Jesus and his disciples came to Jericho, and the blind beggar, Bartimaeus, hears that Jesus of Nazareth is passing by. The amazing this was that although he was blind, he saw better than the disciples! The disciples were on the road to Jerusalem, but they couldn’t see why. But the blind beggar knew – this was Jesus the Son of David, the one who comes in the name of the Lord. And he began to shout, “Jesus son of David, have mercy on me.” The crowd tried to silence him, but he shouted all the louder, “Jesus, son of David, have mercy on me.”
Of all the people in this section of the gospel it was an outsider, a blind beggar who could see best of all that Jesus was the one who could give him his heart’s desire. Bartimaeus could see salvation.
So when Jesus called him, he jumped up and came to Jesus. Now, in those days, professional beggars like Bartimaeus would have little place set up beside the road. Sometimes you see the same sort of thing in George Street. Bartimaeus had a place by the roadside, away from other beggars. He had a cloak that he wrapped around himself to keep out the cold at night, he might have had some food and drink, perhaps a begging bowl. This was his security. In his dark world, when he had his cloak, his bowl, his familiar place, he knew where he was.
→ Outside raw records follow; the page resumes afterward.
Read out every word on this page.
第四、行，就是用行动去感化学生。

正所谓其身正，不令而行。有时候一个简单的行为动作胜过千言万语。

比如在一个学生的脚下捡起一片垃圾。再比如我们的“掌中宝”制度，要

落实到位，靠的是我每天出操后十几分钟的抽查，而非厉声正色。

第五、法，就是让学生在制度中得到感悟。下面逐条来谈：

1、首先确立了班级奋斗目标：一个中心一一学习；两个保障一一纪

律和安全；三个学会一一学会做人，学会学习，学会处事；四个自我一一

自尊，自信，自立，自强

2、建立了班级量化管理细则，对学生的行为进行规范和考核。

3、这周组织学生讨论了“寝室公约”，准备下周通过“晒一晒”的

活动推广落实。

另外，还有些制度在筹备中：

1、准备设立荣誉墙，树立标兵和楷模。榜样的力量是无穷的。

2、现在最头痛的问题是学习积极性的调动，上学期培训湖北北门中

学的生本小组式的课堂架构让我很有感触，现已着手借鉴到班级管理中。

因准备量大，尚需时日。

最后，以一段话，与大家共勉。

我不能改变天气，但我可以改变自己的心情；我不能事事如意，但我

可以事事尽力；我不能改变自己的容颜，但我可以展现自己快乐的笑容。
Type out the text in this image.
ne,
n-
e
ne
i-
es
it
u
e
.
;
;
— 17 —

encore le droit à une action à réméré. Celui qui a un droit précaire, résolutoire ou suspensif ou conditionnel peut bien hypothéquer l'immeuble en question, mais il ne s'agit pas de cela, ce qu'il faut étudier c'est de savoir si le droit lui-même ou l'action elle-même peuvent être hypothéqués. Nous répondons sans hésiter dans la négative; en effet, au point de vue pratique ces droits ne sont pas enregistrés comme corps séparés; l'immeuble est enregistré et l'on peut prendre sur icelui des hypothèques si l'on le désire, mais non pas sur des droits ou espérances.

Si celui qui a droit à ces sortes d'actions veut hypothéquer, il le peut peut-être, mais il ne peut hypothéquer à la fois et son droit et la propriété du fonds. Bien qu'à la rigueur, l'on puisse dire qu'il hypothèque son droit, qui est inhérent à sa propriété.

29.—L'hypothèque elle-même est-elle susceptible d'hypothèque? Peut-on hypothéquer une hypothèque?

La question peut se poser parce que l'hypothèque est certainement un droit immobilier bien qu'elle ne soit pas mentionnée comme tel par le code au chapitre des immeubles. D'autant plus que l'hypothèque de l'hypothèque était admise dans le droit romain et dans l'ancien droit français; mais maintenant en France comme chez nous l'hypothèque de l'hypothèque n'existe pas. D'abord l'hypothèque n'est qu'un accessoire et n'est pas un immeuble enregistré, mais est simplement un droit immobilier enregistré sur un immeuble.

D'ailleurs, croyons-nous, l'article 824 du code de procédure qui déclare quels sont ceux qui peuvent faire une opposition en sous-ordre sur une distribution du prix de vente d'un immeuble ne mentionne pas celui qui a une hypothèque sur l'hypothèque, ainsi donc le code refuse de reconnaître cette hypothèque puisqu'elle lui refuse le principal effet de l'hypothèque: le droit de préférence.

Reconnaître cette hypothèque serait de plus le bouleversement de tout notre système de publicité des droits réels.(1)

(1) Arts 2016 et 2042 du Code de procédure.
But Bartimaeus sprang up and came to Jesus. That was a dangerous thing for a blind man.He left his place by the roadside – he couldn’t see to find his way back. He left his cloak – he could never find it again. He might have been going in the wrong direction, he might have tripped over a stone or he might have run headlong into some other person. Bartimaeus abandoned all that kept him safe and came to Jesus. His eyes may have been blind, but he knew exactly where he was going.
And Jesus tested him, asking, “What do you want me to do for you?” Quick as a flash the blind man said, “My teacher, let me see again.”
Jesus said to him, “Go; your faith has made you well.” Immediately he regained his sight and followed Jesus on the way. John’s gospel records that Jesus said, “I am the way, the truth and the life.” Here Bartimaeus, when you compare him to the disciples, knows that Jesus is the way and follows Jesus. Jesus did not ask him to follow. Bartimaeus is the blind man who could see, he could see better that all the others what it meant to be a disciple of Christ.
I wonder how clearly we see Jesus. If we are honest we will admit that we all have our blind side. None of us can see perfectly, St Paul says it is like looking in a murky mirror.
Every one of us likes to feel secure, safe, protected. It could be said that we too have our place by the roadside, with our cloak and begging bowl.
And, like Bartimaeus, we are calling out, “Jesus, Son of David, have mercy on me!” Let us pray that we may be more like Bartimaeus. May we see clearly the promise Christ has for us. May we see clearly the road in front of us. May we spring up with courage and take the road.
And when, at the end of our worship together, we say, …, let’s throw away our cloak, leave our place by the roadside, and with true sight restored, follow Jesus on the way.